Decisions and Action Items

• Decision: The Chair will proceed to merge Pull Request 717 (enabling streaming for aggregation job messages) at the end of day Thursday, July 3rd, 2024, unless objections are raised on the pull request.
• Action Item: Chairs to release DAP draft-16.
• Action Item: Chairs to update the HTTP Directorate on the new DAP draft-16 for their review.
• Action Item: Working Group members are encouraged to review PR 717 and provide feedback before the planned merge date.
• Action Item: The Working Group expressed general interest in adopting draft-thompson-ppm-l1-bound-sum.

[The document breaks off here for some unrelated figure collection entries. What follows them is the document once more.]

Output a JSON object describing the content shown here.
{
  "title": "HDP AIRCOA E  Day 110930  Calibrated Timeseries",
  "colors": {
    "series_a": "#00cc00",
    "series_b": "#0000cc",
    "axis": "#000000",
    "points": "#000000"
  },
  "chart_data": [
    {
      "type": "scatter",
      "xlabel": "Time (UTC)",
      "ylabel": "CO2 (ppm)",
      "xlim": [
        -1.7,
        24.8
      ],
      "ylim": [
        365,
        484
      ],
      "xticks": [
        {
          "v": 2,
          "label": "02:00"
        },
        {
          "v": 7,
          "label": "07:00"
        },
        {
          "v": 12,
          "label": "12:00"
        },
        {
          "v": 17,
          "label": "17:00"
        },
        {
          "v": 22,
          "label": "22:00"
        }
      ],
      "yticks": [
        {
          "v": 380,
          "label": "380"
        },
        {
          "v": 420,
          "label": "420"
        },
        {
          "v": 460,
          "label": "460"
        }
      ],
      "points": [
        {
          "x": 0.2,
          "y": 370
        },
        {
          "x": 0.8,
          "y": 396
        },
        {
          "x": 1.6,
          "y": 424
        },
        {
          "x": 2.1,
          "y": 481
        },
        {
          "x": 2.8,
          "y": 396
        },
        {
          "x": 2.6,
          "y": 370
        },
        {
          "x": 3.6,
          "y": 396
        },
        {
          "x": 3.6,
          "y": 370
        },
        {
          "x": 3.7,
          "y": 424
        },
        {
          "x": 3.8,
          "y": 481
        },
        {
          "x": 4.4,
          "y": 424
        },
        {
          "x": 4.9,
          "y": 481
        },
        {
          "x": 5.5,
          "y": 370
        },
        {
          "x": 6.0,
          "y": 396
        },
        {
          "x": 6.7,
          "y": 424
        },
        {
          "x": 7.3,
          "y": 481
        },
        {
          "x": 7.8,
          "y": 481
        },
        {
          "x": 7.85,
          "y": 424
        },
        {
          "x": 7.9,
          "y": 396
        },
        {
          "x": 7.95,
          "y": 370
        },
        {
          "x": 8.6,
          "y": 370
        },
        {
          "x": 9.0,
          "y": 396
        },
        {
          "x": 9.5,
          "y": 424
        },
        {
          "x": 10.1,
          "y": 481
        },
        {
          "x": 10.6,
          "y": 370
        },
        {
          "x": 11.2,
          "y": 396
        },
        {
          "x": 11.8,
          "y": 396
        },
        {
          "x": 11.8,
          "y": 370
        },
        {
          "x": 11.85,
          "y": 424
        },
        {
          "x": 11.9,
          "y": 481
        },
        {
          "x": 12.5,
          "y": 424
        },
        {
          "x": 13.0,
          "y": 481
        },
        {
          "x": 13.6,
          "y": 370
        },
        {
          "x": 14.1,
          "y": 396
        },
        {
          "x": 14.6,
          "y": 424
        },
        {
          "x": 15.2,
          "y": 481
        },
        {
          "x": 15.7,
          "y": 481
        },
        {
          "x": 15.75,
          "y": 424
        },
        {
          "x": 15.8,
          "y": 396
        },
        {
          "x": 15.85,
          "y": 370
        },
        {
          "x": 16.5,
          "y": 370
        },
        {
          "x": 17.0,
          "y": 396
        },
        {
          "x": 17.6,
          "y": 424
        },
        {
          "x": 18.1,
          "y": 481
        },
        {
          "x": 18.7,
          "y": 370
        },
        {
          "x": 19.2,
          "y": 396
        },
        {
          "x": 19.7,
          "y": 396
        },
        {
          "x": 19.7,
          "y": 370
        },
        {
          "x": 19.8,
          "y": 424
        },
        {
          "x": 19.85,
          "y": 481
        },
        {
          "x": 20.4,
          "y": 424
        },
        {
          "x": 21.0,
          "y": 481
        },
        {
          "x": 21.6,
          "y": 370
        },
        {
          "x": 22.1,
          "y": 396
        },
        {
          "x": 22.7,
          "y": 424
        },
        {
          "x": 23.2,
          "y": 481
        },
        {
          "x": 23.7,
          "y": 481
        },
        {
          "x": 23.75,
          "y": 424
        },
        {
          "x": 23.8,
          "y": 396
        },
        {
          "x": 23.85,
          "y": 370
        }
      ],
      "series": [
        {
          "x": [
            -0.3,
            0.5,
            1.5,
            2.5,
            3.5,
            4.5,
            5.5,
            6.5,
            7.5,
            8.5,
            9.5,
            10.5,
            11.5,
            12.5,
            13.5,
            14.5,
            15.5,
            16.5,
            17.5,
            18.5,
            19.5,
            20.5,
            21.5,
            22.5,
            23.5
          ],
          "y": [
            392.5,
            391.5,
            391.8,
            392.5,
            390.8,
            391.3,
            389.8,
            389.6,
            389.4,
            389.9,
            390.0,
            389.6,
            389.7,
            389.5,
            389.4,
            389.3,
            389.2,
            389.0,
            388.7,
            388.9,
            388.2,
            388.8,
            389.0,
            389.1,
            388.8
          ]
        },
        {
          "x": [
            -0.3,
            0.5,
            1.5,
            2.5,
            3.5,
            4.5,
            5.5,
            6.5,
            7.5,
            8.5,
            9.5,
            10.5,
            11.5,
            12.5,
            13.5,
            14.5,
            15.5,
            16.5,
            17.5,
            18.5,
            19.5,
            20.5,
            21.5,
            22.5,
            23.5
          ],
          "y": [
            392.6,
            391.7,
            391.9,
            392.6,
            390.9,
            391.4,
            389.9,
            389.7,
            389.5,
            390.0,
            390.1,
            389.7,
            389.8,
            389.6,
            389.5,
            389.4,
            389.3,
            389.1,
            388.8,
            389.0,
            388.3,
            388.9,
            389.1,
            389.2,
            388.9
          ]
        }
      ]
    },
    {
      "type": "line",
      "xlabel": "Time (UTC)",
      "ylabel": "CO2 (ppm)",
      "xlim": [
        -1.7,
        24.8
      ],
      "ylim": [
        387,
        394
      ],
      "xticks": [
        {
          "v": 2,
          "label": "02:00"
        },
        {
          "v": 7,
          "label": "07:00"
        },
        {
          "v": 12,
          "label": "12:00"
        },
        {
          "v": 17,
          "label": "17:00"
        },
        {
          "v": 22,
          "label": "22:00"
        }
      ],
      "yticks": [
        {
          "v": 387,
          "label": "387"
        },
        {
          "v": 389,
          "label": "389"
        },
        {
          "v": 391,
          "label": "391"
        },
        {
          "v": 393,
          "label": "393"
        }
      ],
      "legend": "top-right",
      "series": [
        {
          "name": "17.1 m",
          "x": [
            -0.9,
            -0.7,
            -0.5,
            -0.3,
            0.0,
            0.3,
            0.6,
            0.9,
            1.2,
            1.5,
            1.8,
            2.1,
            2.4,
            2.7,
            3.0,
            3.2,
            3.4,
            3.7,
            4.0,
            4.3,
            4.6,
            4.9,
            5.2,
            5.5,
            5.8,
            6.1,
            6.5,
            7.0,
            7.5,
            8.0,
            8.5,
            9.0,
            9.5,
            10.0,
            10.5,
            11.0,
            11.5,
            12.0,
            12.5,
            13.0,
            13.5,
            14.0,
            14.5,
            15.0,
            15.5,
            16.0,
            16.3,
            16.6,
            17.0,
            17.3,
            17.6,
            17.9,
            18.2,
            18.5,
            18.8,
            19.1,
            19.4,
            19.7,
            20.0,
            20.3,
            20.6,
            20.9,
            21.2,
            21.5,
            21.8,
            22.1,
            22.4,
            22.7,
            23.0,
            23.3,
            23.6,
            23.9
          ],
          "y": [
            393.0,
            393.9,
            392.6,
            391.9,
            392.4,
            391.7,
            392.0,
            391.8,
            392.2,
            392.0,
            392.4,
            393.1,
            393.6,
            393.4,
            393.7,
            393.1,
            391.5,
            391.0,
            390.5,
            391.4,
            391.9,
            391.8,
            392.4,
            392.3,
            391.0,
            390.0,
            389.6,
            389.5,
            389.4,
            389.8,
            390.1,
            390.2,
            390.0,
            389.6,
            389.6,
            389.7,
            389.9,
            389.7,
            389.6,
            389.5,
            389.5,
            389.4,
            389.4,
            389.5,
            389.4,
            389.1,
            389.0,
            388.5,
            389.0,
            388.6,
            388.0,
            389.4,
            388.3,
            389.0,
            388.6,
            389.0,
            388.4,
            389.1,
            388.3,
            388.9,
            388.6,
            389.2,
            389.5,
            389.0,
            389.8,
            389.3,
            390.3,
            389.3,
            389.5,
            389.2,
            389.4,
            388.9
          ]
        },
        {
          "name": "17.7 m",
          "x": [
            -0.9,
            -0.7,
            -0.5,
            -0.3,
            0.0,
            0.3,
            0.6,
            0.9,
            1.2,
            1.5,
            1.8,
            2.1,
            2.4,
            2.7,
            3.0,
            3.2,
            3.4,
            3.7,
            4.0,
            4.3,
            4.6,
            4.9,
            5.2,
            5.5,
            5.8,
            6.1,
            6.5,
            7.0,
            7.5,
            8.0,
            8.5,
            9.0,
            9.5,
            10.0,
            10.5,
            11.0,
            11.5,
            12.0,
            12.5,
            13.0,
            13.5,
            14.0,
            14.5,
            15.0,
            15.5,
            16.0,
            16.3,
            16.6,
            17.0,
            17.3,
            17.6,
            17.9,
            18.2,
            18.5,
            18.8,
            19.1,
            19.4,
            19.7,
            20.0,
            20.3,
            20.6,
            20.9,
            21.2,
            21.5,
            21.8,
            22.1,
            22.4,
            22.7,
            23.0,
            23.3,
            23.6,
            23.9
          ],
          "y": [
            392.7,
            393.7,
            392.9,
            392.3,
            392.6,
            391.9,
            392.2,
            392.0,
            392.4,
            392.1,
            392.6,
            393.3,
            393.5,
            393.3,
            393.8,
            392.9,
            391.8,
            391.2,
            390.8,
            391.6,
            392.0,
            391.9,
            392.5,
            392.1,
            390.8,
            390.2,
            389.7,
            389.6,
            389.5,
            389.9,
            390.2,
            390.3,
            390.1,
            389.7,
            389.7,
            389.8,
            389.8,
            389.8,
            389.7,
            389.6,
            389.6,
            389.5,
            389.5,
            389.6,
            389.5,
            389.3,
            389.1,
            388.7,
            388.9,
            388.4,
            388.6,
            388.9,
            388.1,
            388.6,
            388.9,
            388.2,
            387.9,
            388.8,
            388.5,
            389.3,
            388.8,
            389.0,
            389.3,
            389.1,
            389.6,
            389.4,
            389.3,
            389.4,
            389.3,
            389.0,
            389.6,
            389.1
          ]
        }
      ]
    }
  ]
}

Chairs will consider next steps for formal adoption.

Next Steps

• DAP Progress:
  • Release DAP draft-16.
  • Resolve remaining open issues for DAP, aiming to address them during the WGLC period.
  • Continue implementation efforts for DAP in parallel with the WGLC process.
  • Initiate the Working Group Last Call for DAP as soon as feasible.
• draft-thompson-ppm-l1-bound-sum:
  • Further implementation and deployment efforts for draft-thompson-ppm-l1-bound-sum.
  • The Chairs will follow up on the process for formally proposing adoption of this draft into the PPM Working Group.
• draft-chen-ppm-psi and related work:
  • The author of draft-chen-ppm-psi and interested parties are encouraged to explore potential pathways for standardization, considering the discussion around the current PPM charter and whether a re-charter or a new working group might be more appropriate for multi-party data fusion.
  • Further discussions are needed to determine the scope and framework (e.g., general data fusion vs. specific protocols like PSI) for such work within the IETF.